I resisted the help because half of my brain was plagued with “What do I do now?” and “This fucking hurts”. I thanked them for their assistance but that I would ultimately be okay and they could go on and resume the rest of their day. They asked if they could call anyone for me. The first and only thought I had was my dad, but I knew my step-mom was immunocompromised. Having him come out to help me was not an option. That’s it; there was no one else who I knew would rush to help me. I told them I had my phone and if I needed anything I would call someone. I thanked them again and as they drove off I sat in the middle of the parking lot, wondering if I could stand up.

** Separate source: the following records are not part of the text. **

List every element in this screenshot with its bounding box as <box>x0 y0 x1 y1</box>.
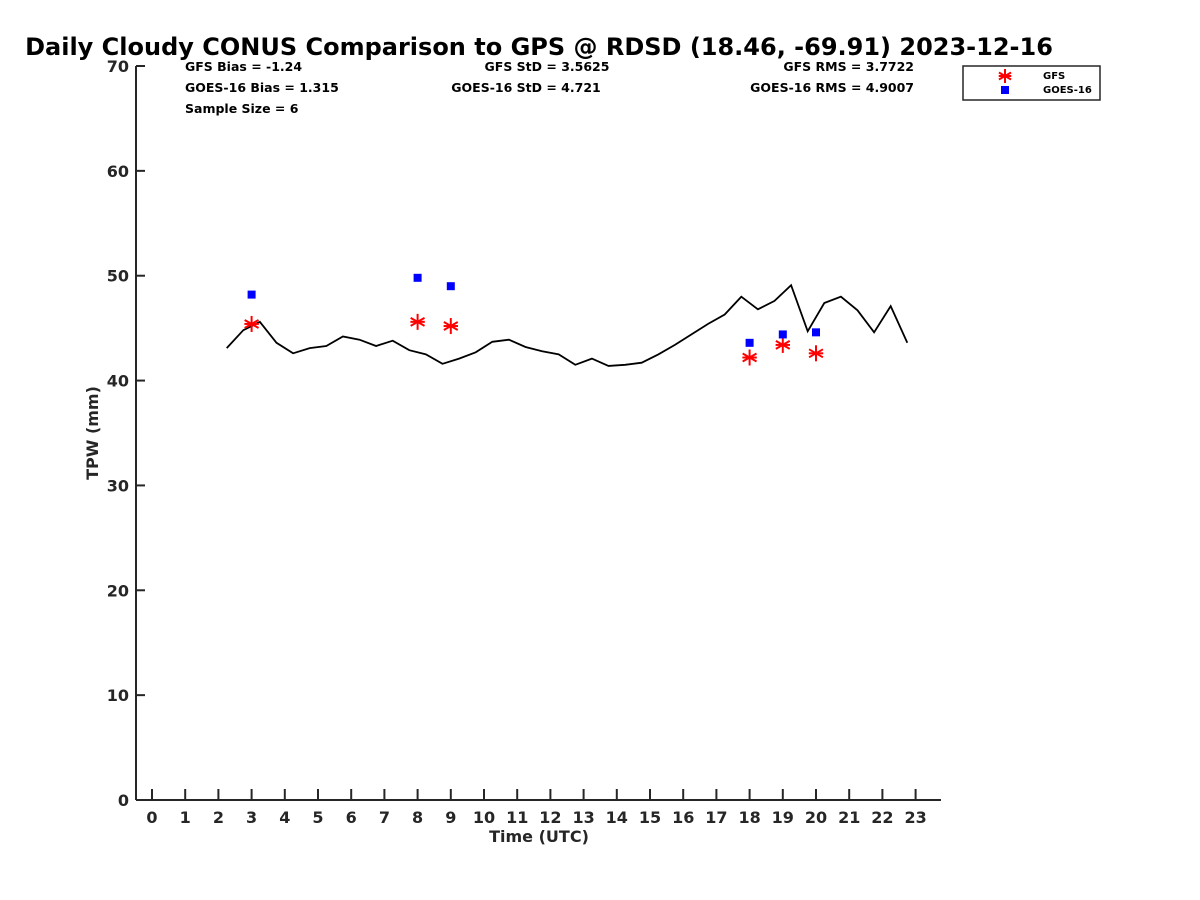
x-tick-label: 23 <box>904 808 926 827</box>
x-tick-label: 22 <box>871 808 893 827</box>
x-tick-label: 1 <box>180 808 191 827</box>
goes16-point <box>247 290 256 299</box>
x-tick-label: 9 <box>445 808 456 827</box>
x-axis-label: Time (UTC) <box>489 827 589 846</box>
goes16-point <box>812 328 820 337</box>
y-tick-label: 60 <box>107 162 129 181</box>
x-tick-label: 15 <box>639 808 661 827</box>
x-ticks: 0 1 2 3 4 5 6 7 8 9 10 11 12 13 14 15 16 17 18 19 20 21 22 23 <box>146 789 927 827</box>
chart-title: Daily Cloudy CONUS Comparison to GPS @ R… <box>25 33 1053 61</box>
goes16-point <box>745 338 754 347</box>
y-tick-label: 30 <box>107 476 129 495</box>
plot-area <box>226 273 909 367</box>
gfs-point <box>244 315 260 332</box>
goes16-point <box>413 273 422 282</box>
gfs-point <box>808 345 824 362</box>
y-tick-label: 10 <box>107 686 129 705</box>
x-tick-label: 4 <box>279 808 290 827</box>
y-tick-label: 0 <box>118 791 129 810</box>
gfs-point <box>775 336 791 353</box>
y-axis-label: TPW (mm) <box>83 386 102 480</box>
x-tick-label: 12 <box>539 808 561 827</box>
gfs-std-stat: GFS StD = 3.5625 <box>485 59 610 74</box>
stats-block: GFS Bias = -1.24 GOES-16 Bias = 1.315 Sa… <box>185 59 914 116</box>
sample-size-stat: Sample Size = 6 <box>185 101 299 116</box>
goes16-point <box>778 330 787 339</box>
y-tick-label: 40 <box>107 372 129 391</box>
y-ticks: 0 10 20 30 40 50 60 70 <box>107 57 145 810</box>
x-tick-label: 21 <box>838 808 860 827</box>
x-tick-label: 6 <box>346 808 357 827</box>
legend-box <box>962 65 1101 101</box>
x-tick-label: 10 <box>473 808 495 827</box>
legend-gfs-marker <box>998 69 1012 83</box>
x-tick-label: 11 <box>506 808 528 827</box>
gfs-bias-stat: GFS Bias = -1.24 <box>185 59 302 74</box>
x-tick-label: 17 <box>705 808 727 827</box>
gfs-point <box>443 318 459 335</box>
gfs-rms-stat: GFS RMS = 3.7722 <box>783 59 914 74</box>
goes-rms-stat: GOES-16 RMS = 4.9007 <box>750 80 914 95</box>
x-tick-label: 8 <box>412 808 423 827</box>
x-tick-label: 13 <box>572 808 594 827</box>
x-tick-label: 7 <box>379 808 390 827</box>
legend-gfs-label: GFS <box>1043 71 1065 82</box>
y-tick-label: 70 <box>107 57 129 76</box>
legend-goes-marker <box>1001 86 1009 94</box>
x-tick-label: 20 <box>805 808 827 827</box>
legend: GFS GOES-16 <box>962 65 1101 101</box>
x-tick-label: 14 <box>606 808 628 827</box>
goes16-point <box>446 282 455 291</box>
x-tick-label: 16 <box>672 808 694 827</box>
axes <box>135 66 941 801</box>
legend-gfs-asterisk <box>998 69 1012 83</box>
x-tick-label: 18 <box>738 808 760 827</box>
gfs-point <box>410 313 426 330</box>
gfs-point <box>742 349 758 366</box>
goes-bias-stat: GOES-16 Bias = 1.315 <box>185 80 339 95</box>
x-tick-label: 0 <box>146 808 157 827</box>
x-tick-label: 3 <box>246 808 257 827</box>
legend-goes-label: GOES-16 <box>1043 85 1092 96</box>
y-tick-label: 20 <box>107 581 129 600</box>
goes-std-stat: GOES-16 StD = 4.721 <box>451 80 600 95</box>
x-tick-label: 5 <box>312 808 323 827</box>
y-tick-label: 50 <box>107 267 129 286</box>
x-tick-label: 2 <box>213 808 224 827</box>
x-tick-label: 19 <box>772 808 794 827</box>
gps-series-line <box>226 283 909 367</box>
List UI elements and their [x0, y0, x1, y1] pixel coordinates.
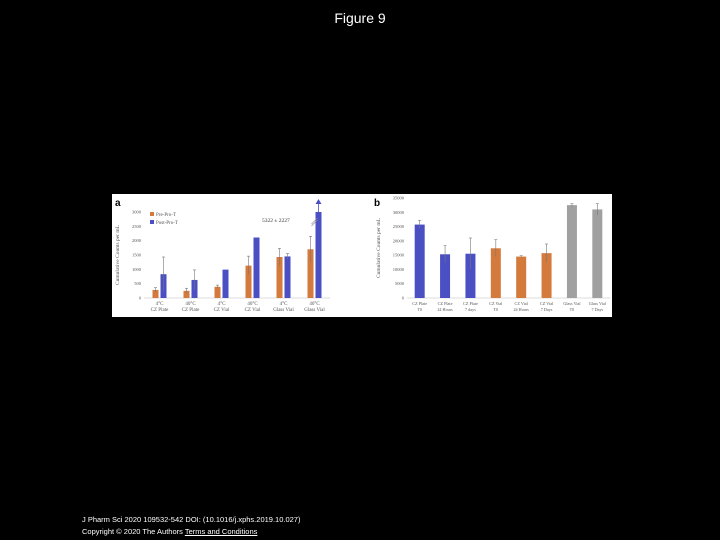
b-bar [516, 256, 527, 298]
a-y-tick-label: 2500 [132, 224, 142, 229]
b-x-tick-label: Glass Vial [563, 301, 581, 306]
a-legend-label: Post-Pro-T [156, 221, 178, 226]
b-x-tick-label: CZ Vial [515, 301, 529, 306]
b-bar [465, 253, 476, 298]
a-x-tick-label: CZ Plate [151, 308, 169, 313]
a-y-tick-label: 2000 [132, 238, 142, 243]
a-x-tick-label: 4°C [280, 302, 288, 307]
b-x-tick-label: T0 [493, 307, 498, 312]
a-bar [253, 237, 260, 298]
a-x-tick-label: Glass Vial [273, 308, 294, 313]
a-bar [183, 290, 190, 298]
b-x-tick-label: CZ Vial [489, 301, 503, 306]
a-legend-swatch [150, 220, 154, 224]
a-x-tick-label: 4°C [156, 302, 164, 307]
a-y-tick-label: 1500 [132, 253, 142, 258]
b-x-tick-label: Glass Vial [589, 301, 607, 306]
chart-a: a Cumulative Counts per mL 0 500 1000 1500 200… [115, 198, 330, 313]
a-y-tick-label: 0 [139, 296, 142, 301]
a-x-tick-label: CZ Plate [182, 308, 200, 313]
b-x-tick-label: 7 Days [591, 307, 603, 312]
a-x-tick-label: 4°C [218, 302, 226, 307]
b-bar [566, 205, 577, 298]
a-x-tick-label: CZ Vial [245, 308, 261, 313]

Slowly I started to move my foot up and down. Despite being stiff and swollen, I realized my foot was still mobile. Once I confirmed it was not broken, just badly twisted, I calmed down. “You’re going to be okay, Heaven” was the phrase I kept repeating to myself since I had no one else rooting for me to literally stand on my own two feet. I put my shoe back on, and slowly stood up. Once I realized I at least had the capability to walk with a bad limp, I grabbed my things and headed into the laundromat.

Shock was still present as I was putting the detergent in the washer. My hands were shaky and I was dropping everything. I felt terrible since the laundry attendant just finished cleaning the washers and I managed to spill baking soda all over the lid of the washer. In between the wash and dry, I was able to sit on a bench and use the laundry cart to move around while taking pressure off my ankle. After completing my laundry, the next test would be if I could drive home with a fucked up ankle.

While slow getting in and out of the car, braking and backing out of the nearly empty parking lot, I managed to drive myself with as much ease as someone with a twisted ankle could. Now I had to bring the full basket of laundry back to my studio. I mouthed the words to the last song I heard in the car, Lana Del Rey’s “Freak” to help keep my mind off the throbbing pain in my ankle:

Baby if you wanna leave/Come to California/Be a freak like me, too/Screw your anonymity/Loving me is all you need to feel like I do…

As I found myself getting closer to my studio, I could feel the pain in my ankle intensify. It’s as if my body knew I was home and couldn’t hold out much longer on keeping composure. I felt like giving up but knew I could fully relax once I made it inside.

As soon as I entered my studio, I quickly shut the door behind me and started to cry. Part of it was pain, part of it was pride for handling my laundry from beginning to end while enduring the worst type of pain imaginable all on my own and part of it was the immense amount of loneliness I felt doing this without any help. I think I probably could have reached out to someone, but the pride I hold on with a death grip to ever let anyone see me in a fragile state prevents me from rarely asking for help. On the rare occasions I do ask for help, no one provides it, reinforcing the idea that it’s just me vs. the world so I might as well just do this all on my own. There is a certain freedom in this line of thinking, but it doesn’t make it any less lonely.

I spent five minutes having a full on break down before taking a breather and telling myself, “It’s going to be okay, Heaven”. I unpacked as much of my laundry as I could, washed my hands and headed to my bed. A studio that once felt like a sardine can all of sudden became a sprawled out hell. I have been using my work chair as a makeshift wheelchair, which has made getting around easier as long as I can control how much I roll.

The quiet in my studio feels more palpable tonight. I am blaring Shellac in my noise cancelling headphones, thinking it will provide a sense of comfort that there is another voice here even if I am propped up and snug in bed all by myself. Eventually I will have to go to sleep and the silence will become deafening again.